Created from the love of choir and a background in music education, co-creators Astrid Jorgensen and Meg Bartholomew teamed up together to make choir “less lame” according to Astrid. “I noticed that it attracted a certain demographic. It was always an older crowd that would come to rehearsal.
“[Meg and I] were like 'singing is fun! Even if you're young! Why is [choir] stuck in this age bracket?' So Pub Choir was the solution to get new people singing together and pretty much beer made that happen. We just put beer in and then young people came,” she chuckles.
Welcome to all people of different shapes and ages, Pub Choir is a diverse event that allows everyone to sing to their hearts content.
After accumulating a crowd of 2,800 at their Christmas show in Brisbane's City Hall, the numbers are expected to be high for Pub Choir's set at Stones Corner Festival. “[Last Christmas] we sung 'How To Make Gravy' by Paul Kelly, and to make it really special we bought in a string quartet from the Queensland Chamber Orchestra.
“So 2,800 drunk people were just singing their lungs out, then – it was like the icing on top – there was this really beautiful, classy classical quartet that accompanied them, and it just made me feel like music belongs to everyone, it is something that we can share.

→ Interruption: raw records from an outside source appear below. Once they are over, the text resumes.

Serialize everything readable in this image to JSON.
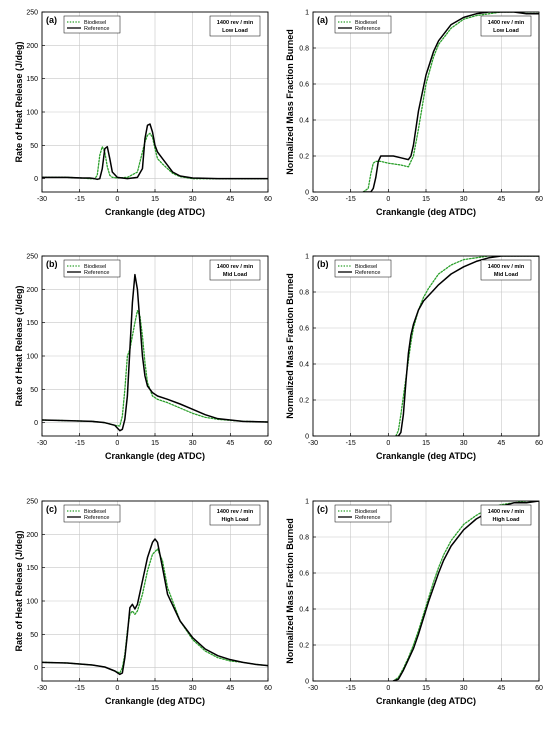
{
  "chart_data": [
    {
      "type": "line",
      "panel_tag": "(a)",
      "ylabel": "Rate of Heat Release (J/deg)",
      "xlabel": "Crankangle (deg ATDC)",
      "xlim": [
        -30,
        60
      ],
      "ylim": [
        -20,
        250
      ],
      "xticks": [
        "-30",
        "-15",
        "0",
        "15",
        "30",
        "45",
        "60"
      ],
      "yticks": [
        "0",
        "50",
        "100",
        "150",
        "200",
        "250"
      ],
      "grid": true,
      "legend_position": "top-left",
      "info_lines": [
        "1400 rev / min",
        "Low Load"
      ],
      "series": [
        {
          "name": "Biodiesel",
          "style": "dotted",
          "color": "#2ca02c",
          "x": [
            -30,
            -20,
            -14,
            -11,
            -9,
            -8,
            -7,
            -6,
            -5,
            -4,
            -3,
            -2,
            0,
            4,
            8,
            10,
            11,
            12,
            13,
            14,
            15,
            16,
            18,
            20,
            22,
            25,
            30,
            40,
            50,
            60
          ],
          "y": [
            2,
            2,
            1,
            0,
            0,
            5,
            35,
            48,
            40,
            18,
            5,
            2,
            1,
            2,
            10,
            40,
            55,
            65,
            68,
            62,
            45,
            30,
            22,
            15,
            8,
            3,
            0,
            0,
            0,
            0
          ]
        },
        {
          "name": "Reference",
          "style": "solid",
          "color": "#000000",
          "x": [
            -30,
            -20,
            -14,
            -11,
            -9,
            -8,
            -7,
            -6,
            -5,
            -4,
            -3,
            -2,
            0,
            4,
            8,
            10,
            11,
            12,
            13,
            14,
            15,
            16,
            18,
            20,
            22,
            25,
            30,
            40,
            50,
            60
          ],
          "y": [
            2,
            2,
            1,
            1,
            0,
            -1,
            0,
            15,
            45,
            48,
            30,
            10,
            2,
            0,
            2,
            15,
            60,
            80,
            82,
            70,
            50,
            40,
            30,
            20,
            10,
            4,
            1,
            0,
            0,
            0
          ]
        }
      ]
    },
    {
      "type": "line",
      "panel_tag": "(a)",
      "ylabel": "Normalized Mass Fraction Burned",
      "xlabel": "Crankangle (deg ATDC)",
      "xlim": [
        -30,
        60
      ],
      "ylim": [
        0,
        1
      ],
      "xticks": [
        "-30",
        "-15",
        "0",
        "15",
        "30",
        "45",
        "60"
      ],
      "yticks": [
        "0",
        "0.2",
        "0.4",
        "0.6",
        "0.8",
        "1"
      ],
      "grid": true,
      "legend_position": "top-left",
      "info_lines": [
        "1400 rev / min",
        "Low Load"
      ],
      "series": [
        {
          "name": "Biodiesel",
          "style": "dotted",
          "color": "#2ca02c",
          "x": [
            -10,
            -8,
            -7,
            -6,
            -5,
            -3,
            0,
            5,
            8,
            10,
            12,
            15,
            18,
            20,
            25,
            30,
            35,
            40,
            45,
            50,
            55,
            60
          ],
          "y": [
            0,
            0.02,
            0.1,
            0.16,
            0.17,
            0.17,
            0.16,
            0.15,
            0.14,
            0.2,
            0.35,
            0.6,
            0.75,
            0.82,
            0.91,
            0.96,
            0.98,
            0.99,
            1,
            1,
            1,
            1
          ]
        },
        {
          "name": "Reference",
          "style": "solid",
          "color": "#000000",
          "x": [
            -10,
            -7,
            -6,
            -5,
            -4,
            -3,
            -1,
            2,
            5,
            8,
            9,
            10,
            12,
            15,
            18,
            20,
            25,
            30,
            35,
            40,
            45,
            50,
            55,
            60
          ],
          "y": [
            0,
            0,
            0.02,
            0.08,
            0.17,
            0.2,
            0.2,
            0.2,
            0.19,
            0.18,
            0.2,
            0.26,
            0.45,
            0.65,
            0.78,
            0.84,
            0.93,
            0.97,
            0.99,
            1,
            1,
            1,
            0.99,
            0.99
          ]
        }
      ]
    },
    {
      "type": "line",
      "panel_tag": "(b)",
      "ylabel": "Rate of Heat Release (J/deg)",
      "xlabel": "Crankangle (deg ATDC)",
      "xlim": [
        -30,
        60
      ],
      "ylim": [
        -20,
        250
      ],
      "xticks": [
        "-30",
        "-15",
        "0",
        "15",
        "30",
        "45",
        "60"
      ],
      "yticks": [
        "0",
        "50",
        "100",
        "150",
        "200",
        "250"
      ],
      "grid": true,
      "legend_position": "top-left",
      "info_lines": [
        "1400 rev / min",
        "Mid Load"
      ],
      "series": [
        {
          "name": "Biodiesel",
          "style": "dotted",
          "color": "#2ca02c",
          "x": [
            -30,
            -20,
            -10,
            -5,
            -1,
            1,
            2,
            3,
            4,
            5,
            6,
            7,
            8,
            9,
            10,
            11,
            12,
            14,
            16,
            20,
            25,
            30,
            35,
            40,
            50,
            60
          ],
          "y": [
            4,
            3,
            2,
            0,
            -4,
            -5,
            10,
            50,
            100,
            110,
            130,
            150,
            168,
            160,
            130,
            90,
            60,
            40,
            35,
            30,
            22,
            14,
            8,
            5,
            2,
            1
          ]
        },
        {
          "name": "Reference",
          "style": "solid",
          "color": "#000000",
          "x": [
            -30,
            -20,
            -10,
            -5,
            -1,
            1,
            2,
            3,
            4,
            5,
            6,
            7,
            8,
            9,
            10,
            11,
            12,
            14,
            16,
            20,
            25,
            30,
            35,
            40,
            50,
            60
          ],
          "y": [
            4,
            3,
            2,
            0,
            -4,
            -12,
            -10,
            5,
            40,
            110,
            180,
            222,
            200,
            150,
            100,
            70,
            55,
            45,
            40,
            35,
            28,
            20,
            12,
            6,
            2,
            1
          ]
        }
      ]
    },
    {
      "type": "line",
      "panel_tag": "(b)",
      "ylabel": "Normalized Mass Fraction Burned",
      "xlabel": "Crankangle (deg ATDC)",
      "xlim": [
        -30,
        60
      ],
      "ylim": [
        0,
        1
      ],
      "xticks": [
        "-30",
        "-15",
        "0",
        "15",
        "30",
        "45",
        "60"
      ],
      "yticks": [
        "0",
        "0.2",
        "0.4",
        "0.6",
        "0.8",
        "1"
      ],
      "grid": true,
      "legend_position": "top-left",
      "info_lines": [
        "1400 rev / min",
        "Mid Load"
      ],
      "series": [
        {
          "name": "Biodiesel",
          "style": "dotted",
          "color": "#2ca02c",
          "x": [
            3,
            4,
            5,
            6,
            7,
            8,
            9,
            10,
            12,
            14,
            16,
            18,
            20,
            25,
            30,
            35,
            40,
            45,
            50,
            55,
            60
          ],
          "y": [
            0,
            0.03,
            0.12,
            0.22,
            0.32,
            0.42,
            0.52,
            0.6,
            0.7,
            0.77,
            0.82,
            0.86,
            0.9,
            0.95,
            0.98,
            0.99,
            1,
            1,
            1,
            1,
            1
          ]
        },
        {
          "name": "Reference",
          "style": "solid",
          "color": "#000000",
          "x": [
            3,
            4,
            5,
            6,
            7,
            8,
            9,
            10,
            12,
            14,
            16,
            18,
            20,
            25,
            30,
            35,
            40,
            45,
            50,
            55,
            60
          ],
          "y": [
            0,
            0,
            0.02,
            0.12,
            0.3,
            0.46,
            0.56,
            0.62,
            0.7,
            0.75,
            0.78,
            0.81,
            0.84,
            0.9,
            0.94,
            0.97,
            0.99,
            1,
            1,
            1,
            1
          ]
        }
      ]
    },
    {
      "type": "line",
      "panel_tag": "(c)",
      "ylabel": "Rate of Heat Release (J/deg)",
      "xlabel": "Crankangle (deg ATDC)",
      "xlim": [
        -30,
        60
      ],
      "ylim": [
        -20,
        250
      ],
      "xticks": [
        "-30",
        "-15",
        "0",
        "15",
        "30",
        "45",
        "60"
      ],
      "yticks": [
        "0",
        "50",
        "100",
        "150",
        "200",
        "250"
      ],
      "grid": true,
      "legend_position": "top-left",
      "info_lines": [
        "1400 rev / min",
        "High Load"
      ],
      "series": [
        {
          "name": "Biodiesel",
          "style": "dotted",
          "color": "#2ca02c",
          "x": [
            -30,
            -20,
            -10,
            -5,
            -1,
            1,
            2,
            3,
            4,
            5,
            6,
            7,
            8,
            10,
            12,
            14,
            16,
            18,
            20,
            25,
            30,
            35,
            40,
            45,
            50,
            55,
            60
          ],
          "y": [
            8,
            7,
            4,
            1,
            -5,
            -8,
            0,
            20,
            55,
            80,
            85,
            80,
            85,
            110,
            145,
            170,
            178,
            160,
            120,
            70,
            42,
            25,
            15,
            10,
            8,
            5,
            3
          ]
        },
        {
          "name": "Reference",
          "style": "solid",
          "color": "#000000",
          "x": [
            -30,
            -20,
            -10,
            -5,
            -1,
            1,
            2,
            3,
            4,
            5,
            6,
            7,
            8,
            10,
            12,
            14,
            15,
            16,
            18,
            20,
            25,
            30,
            35,
            40,
            45,
            50,
            55,
            60
          ],
          "y": [
            8,
            7,
            4,
            1,
            -5,
            -10,
            -8,
            15,
            50,
            90,
            95,
            88,
            95,
            130,
            165,
            188,
            193,
            188,
            150,
            110,
            70,
            45,
            28,
            18,
            12,
            8,
            5,
            3
          ]
        }
      ]
    },
    {
      "type": "line",
      "panel_tag": "(c)",
      "ylabel": "Normalized Mass Fraction Burned",
      "xlabel": "Crankangle (deg ATDC)",
      "xlim": [
        -30,
        60
      ],
      "ylim": [
        0,
        1
      ],
      "xticks": [
        "-30",
        "-15",
        "0",
        "15",
        "30",
        "45",
        "60"
      ],
      "yticks": [
        "0",
        "0.2",
        "0.4",
        "0.6",
        "0.8",
        "1"
      ],
      "grid": true,
      "legend_position": "top-left",
      "info_lines": [
        "1400 rev / min",
        "High Load"
      ],
      "series": [
        {
          "name": "Biodiesel",
          "style": "dotted",
          "color": "#2ca02c",
          "x": [
            2,
            4,
            6,
            8,
            10,
            12,
            14,
            16,
            18,
            20,
            22,
            25,
            30,
            35,
            40,
            45,
            50,
            55,
            60
          ],
          "y": [
            0,
            0.02,
            0.07,
            0.13,
            0.2,
            0.28,
            0.37,
            0.46,
            0.55,
            0.63,
            0.7,
            0.78,
            0.87,
            0.92,
            0.96,
            0.98,
            0.99,
            1,
            1
          ]
        },
        {
          "name": "Reference",
          "style": "solid",
          "color": "#000000",
          "x": [
            2,
            4,
            6,
            8,
            10,
            12,
            14,
            16,
            18,
            20,
            22,
            25,
            30,
            35,
            40,
            45,
            50,
            55,
            60
          ],
          "y": [
            0,
            0.01,
            0.06,
            0.12,
            0.18,
            0.26,
            0.35,
            0.44,
            0.52,
            0.6,
            0.67,
            0.75,
            0.84,
            0.9,
            0.94,
            0.97,
            0.99,
            0.99,
            1
          ]
        }
      ]
    }
  ]
}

“I had bands of my own in the past that failed. I would have never dreamed that choir would be the thing that gets me onto a line-up for a festival like Stones Corner Festival,” Astrid laughs.
Hinting at performing a Powderfinger song at the festival, Pub Choir share the line-up with music greats Jebediah as well as former ‘Finger, Darren Middleton. “This is something that would have never happened in my old life, so I am just stoked all of the time.
“It's going to be this beautiful community [at Stones Corner Festival], where anyone can rock up and enjoy the music which is exactly what Pub Choir is about. I'm super keen to share [the experience] with strangers and enjoy the atmosphere.”
Children are also welcomed to attend Pub Choir's first all-ages show, which is known for its traditional 18-plus sets. “We're going to alter [the show]. It's our first ever all-ages gig, so we have to change some stuff because there is a little bit of bad language and whatnot [we need to take out].
“I think we're going to come up with a really special performance just for the show. Probably a few less harmonies. You're still going to learn some things but we won't make it as jam packed, taking into consideration that it is all-ages; I want it to be really achievable even for kids.”
Inviting everyone to have a go, Jorgensen hopes the Pub Choir experience is a fun and engaging experience for everyone. “You can sing, everyone can sing. You might not be good at it, but you can do it. You should sing because it feels good – not because you're worried about how perfect it sounds.
“I think that's the brilliance of Pub Choir: it allows you permission to sing as loud as you want and without judgement. If you have a couple of yells you want to get out, come and join us. It's super low pressure and it's going to be really wholesome and fun.”